Microsoft has moved quickly to support containers in Windows Server and Azure as they’ve become popular, but Snover notes that the idea of containerization isn’t as new to Windows as you might think. “Think of it less as ‘we didn’t have it and now we do’ and more as a linear scale. We used to have processes, then we had job objects, which did some resource management, then we had virtual machines, which did namespace isolation. Containers really fuse these things together and put a better user experience on top. Windows Server containers are a great improvement to our job object with better resource management and basically a namespace switch in the OS that gives you that isolation.”

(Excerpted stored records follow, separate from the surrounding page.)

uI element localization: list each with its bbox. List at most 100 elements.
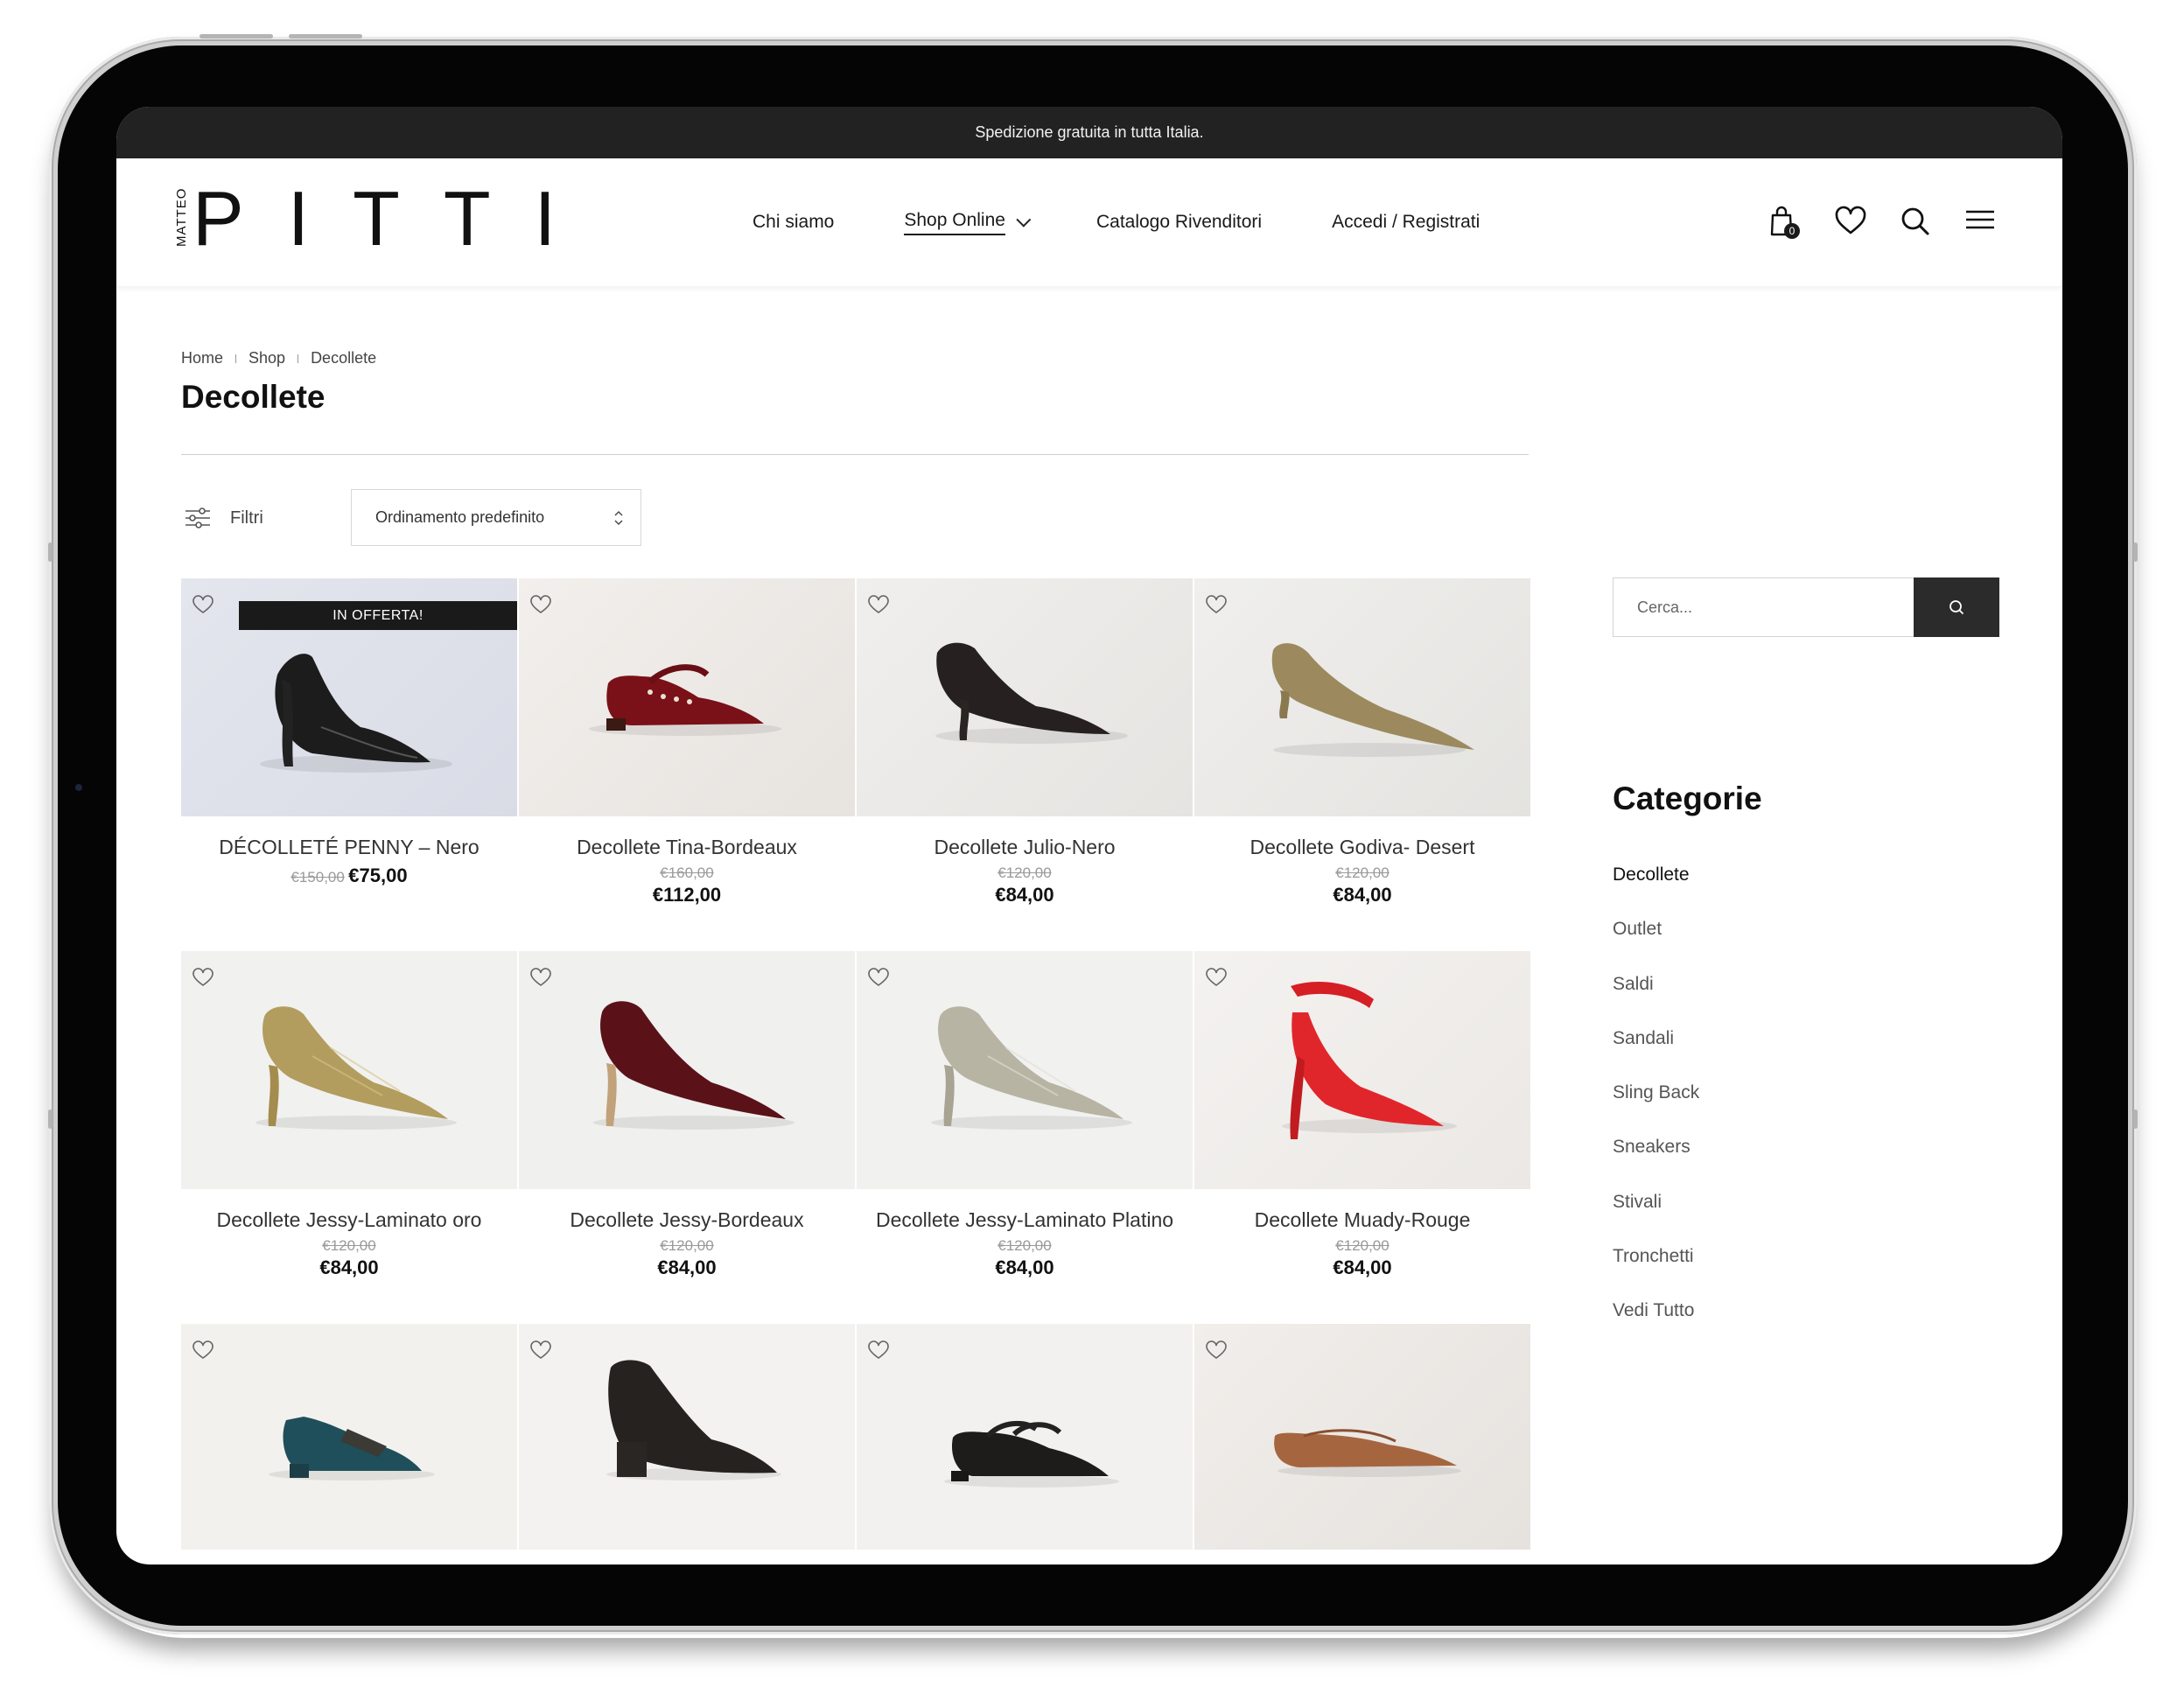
nav-accedi-registrati[interactable]: Accedi / Registrati: [1332, 212, 1480, 233]
product-name[interactable]: Decollete Julio-Nero: [857, 836, 1193, 859]
product-card[interactable]: Decollete Tina-Bordeaux €160,00 €112,00: [519, 578, 855, 906]
product-sale-price: €84,00: [319, 1256, 379, 1278]
product-card[interactable]: [1194, 1324, 1530, 1550]
product-image[interactable]: [857, 951, 1193, 1189]
categories-list: Decollete Outlet Saldi Sandali Sling Bac…: [1613, 864, 1699, 1355]
nav-shop-online-label: Shop Online: [904, 210, 1005, 235]
heart-icon[interactable]: [529, 1340, 552, 1361]
logo[interactable]: MATTEO PITTI: [174, 175, 600, 262]
product-card[interactable]: Decollete Julio-Nero €120,00 €84,00: [857, 578, 1193, 906]
product-card[interactable]: Decollete Jessy-Laminato oro €120,00 €84…: [181, 951, 517, 1279]
heart-icon[interactable]: [1205, 967, 1228, 988]
tablet-side-button: [48, 1110, 52, 1129]
product-old-price: €120,00: [322, 1237, 376, 1254]
heart-icon[interactable]: [1205, 594, 1228, 615]
product-card[interactable]: Decollete Godiva- Desert €120,00 €84,00: [1194, 578, 1530, 906]
product-sale-price: €84,00: [995, 1256, 1054, 1278]
product-sale-price: €84,00: [1333, 1256, 1392, 1278]
search-button[interactable]: [1898, 204, 1933, 239]
nav-shop-online[interactable]: Shop Online: [904, 210, 1032, 235]
product-card[interactable]: [857, 1324, 1193, 1550]
product-name[interactable]: Decollete Godiva- Desert: [1194, 836, 1530, 859]
product-image[interactable]: [857, 1324, 1193, 1550]
cart-count-badge: 0: [1784, 223, 1800, 239]
page-title: Decollete: [181, 379, 326, 415]
product-name[interactable]: Decollete Muady-Rouge: [1194, 1208, 1530, 1232]
product-old-price: €120,00: [1335, 864, 1390, 881]
product-name[interactable]: Decollete Jessy-Laminato oro: [181, 1208, 517, 1232]
product-price: €150,00 €75,00: [181, 864, 517, 887]
heart-icon[interactable]: [867, 967, 890, 988]
heart-icon[interactable]: [1205, 1340, 1228, 1361]
product-card[interactable]: Decollete Jessy-Laminato Platino €120,00…: [857, 951, 1193, 1279]
hamburger-menu-icon: [1966, 210, 1994, 229]
product-card[interactable]: Decollete Jessy-Bordeaux €120,00 €84,00: [519, 951, 855, 1279]
product-price: €120,00 €84,00: [181, 1237, 517, 1279]
announcement-bar: Spedizione gratuita in tutta Italia.: [116, 107, 2062, 158]
category-sneakers[interactable]: Sneakers: [1613, 1137, 1699, 1191]
search-icon: [1901, 207, 1929, 235]
breadcrumb-shop[interactable]: Shop: [248, 349, 285, 368]
search-input[interactable]: [1614, 578, 1911, 636]
product-name[interactable]: DÉCOLLETÉ PENNY – Nero: [181, 836, 517, 859]
main-navigation: Chi siamo Shop Online Catalogo Rivendito…: [752, 158, 1550, 286]
product-price: €120,00 €84,00: [857, 1237, 1193, 1279]
product-sale-price: €84,00: [995, 884, 1054, 906]
breadcrumb-home[interactable]: Home: [181, 349, 223, 368]
product-sale-price: €75,00: [348, 864, 408, 886]
product-card[interactable]: IN OFFERTA! DÉCOLLETÉ PENNY – Nero €150,…: [181, 578, 517, 887]
category-vedi-tutto[interactable]: Vedi Tutto: [1613, 1300, 1699, 1354]
chevron-down-icon: [1016, 212, 1032, 228]
product-old-price: €120,00: [998, 864, 1052, 881]
product-image[interactable]: [519, 951, 855, 1189]
product-name[interactable]: Decollete Jessy-Laminato Platino: [857, 1208, 1193, 1232]
product-image[interactable]: [1194, 578, 1530, 816]
product-image[interactable]: [857, 578, 1193, 816]
category-stivali[interactable]: Stivali: [1613, 1192, 1699, 1246]
product-image[interactable]: [519, 1324, 855, 1550]
category-saldi[interactable]: Saldi: [1613, 974, 1699, 1028]
product-image[interactable]: [181, 951, 517, 1189]
product-image[interactable]: [1194, 1324, 1530, 1550]
category-sandali[interactable]: Sandali: [1613, 1028, 1699, 1082]
product-name[interactable]: Decollete Jessy-Bordeaux: [519, 1208, 855, 1232]
wishlist-button[interactable]: [1833, 204, 1868, 239]
categories-title: Categorie: [1613, 780, 1762, 816]
filters-button[interactable]: Filtri: [185, 507, 263, 529]
menu-button[interactable]: [1963, 204, 1998, 239]
category-sling-back[interactable]: Sling Back: [1613, 1082, 1699, 1137]
heart-icon[interactable]: [867, 1340, 890, 1361]
product-name[interactable]: Decollete Tina-Bordeaux: [519, 836, 855, 859]
product-card[interactable]: Decollete Muady-Rouge €120,00 €84,00: [1194, 951, 1530, 1279]
product-image[interactable]: IN OFFERTA!: [181, 578, 517, 816]
product-image[interactable]: [181, 1324, 517, 1550]
product-price: €120,00 €84,00: [519, 1237, 855, 1279]
product-sale-price: €112,00: [652, 884, 722, 906]
nav-catalogo-rivenditori[interactable]: Catalogo Rivenditori: [1096, 212, 1262, 233]
breadcrumb-current: Decollete: [311, 349, 377, 367]
heart-icon[interactable]: [529, 594, 552, 615]
product-old-price: €160,00: [660, 864, 714, 881]
sort-select[interactable]: Ordinamento predefinito: [351, 489, 641, 546]
heart-icon[interactable]: [867, 594, 890, 615]
browser-viewport: Spedizione gratuita in tutta Italia. MAT…: [116, 107, 2062, 1564]
search-submit-button[interactable]: [1914, 578, 1999, 637]
product-card[interactable]: [181, 1324, 517, 1550]
select-arrows-icon: [614, 511, 623, 525]
category-outlet[interactable]: Outlet: [1613, 919, 1699, 973]
heart-icon[interactable]: [529, 967, 552, 988]
heart-icon[interactable]: [192, 594, 214, 615]
product-image[interactable]: [519, 578, 855, 816]
sort-selected-value: Ordinamento predefinito: [375, 508, 545, 526]
tablet-side-button: [2133, 542, 2138, 562]
nav-chi-siamo[interactable]: Chi siamo: [752, 212, 834, 233]
product-image[interactable]: [1194, 951, 1530, 1189]
heart-icon[interactable]: [192, 1340, 214, 1361]
heart-icon[interactable]: [192, 967, 214, 988]
logo-main-text: PITTI: [192, 175, 600, 262]
cart-button[interactable]: 0: [1765, 204, 1800, 239]
front-camera: [75, 784, 82, 791]
category-tronchetti[interactable]: Tronchetti: [1613, 1246, 1699, 1300]
category-decollete[interactable]: Decollete: [1613, 864, 1699, 919]
product-card[interactable]: [519, 1324, 855, 1550]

Hardware improvements have made these techniques much more widely applicable, Snover says. “The increased networking bandwidth, speed and lower latency mean now I can do with protocols things that I could only ever do in the past with DLL calls — and because of that I can now separate things into their own environment, where they have their own versioning and their own lifecycle. That's the big thing of this era. In principle you could always do that, but the network was just so expensive that it made no sense — or you had to work at really high levels of abstraction.”
Then there’s the emerging idea of “serverless computing” (like Azure Functions and AWS Lambda). “Of course there's a server there, but you don’t have to worry about it. The Azure Automation service has been doing this for a while: Give us your PowerShell code and we’ll run your code. You don’t have to worry about the server and setting it up, we handle that. The way we do that, there is no server but when your code runs, we fire up a server and put your code on it and run it. And when your code's done, then we throw that server away. And by the way, in that environment, having a very small, very lightweight, very fast server [like Nano Server] is very important.”
The question with all of this is, how ready are Microsoft’s business customers for these changes? After all, enough businesses are still hanging on to older versions of Windows Server that Microsoft attributes some of the recent growth in its enterprise service revenue to “customer demand for Windows Server 2003 end of support agreements.” That means those businesses are paying extra to get security updates for a version of the OS that hasn’t been eligible for support for a year.
“It is a big difference,” Snover admits. “And with any big change, there are people who get there early, there are people who wait and hover, and there are people who hang on for dear life to where they are.” But he points out that this kind of transition is nothing new.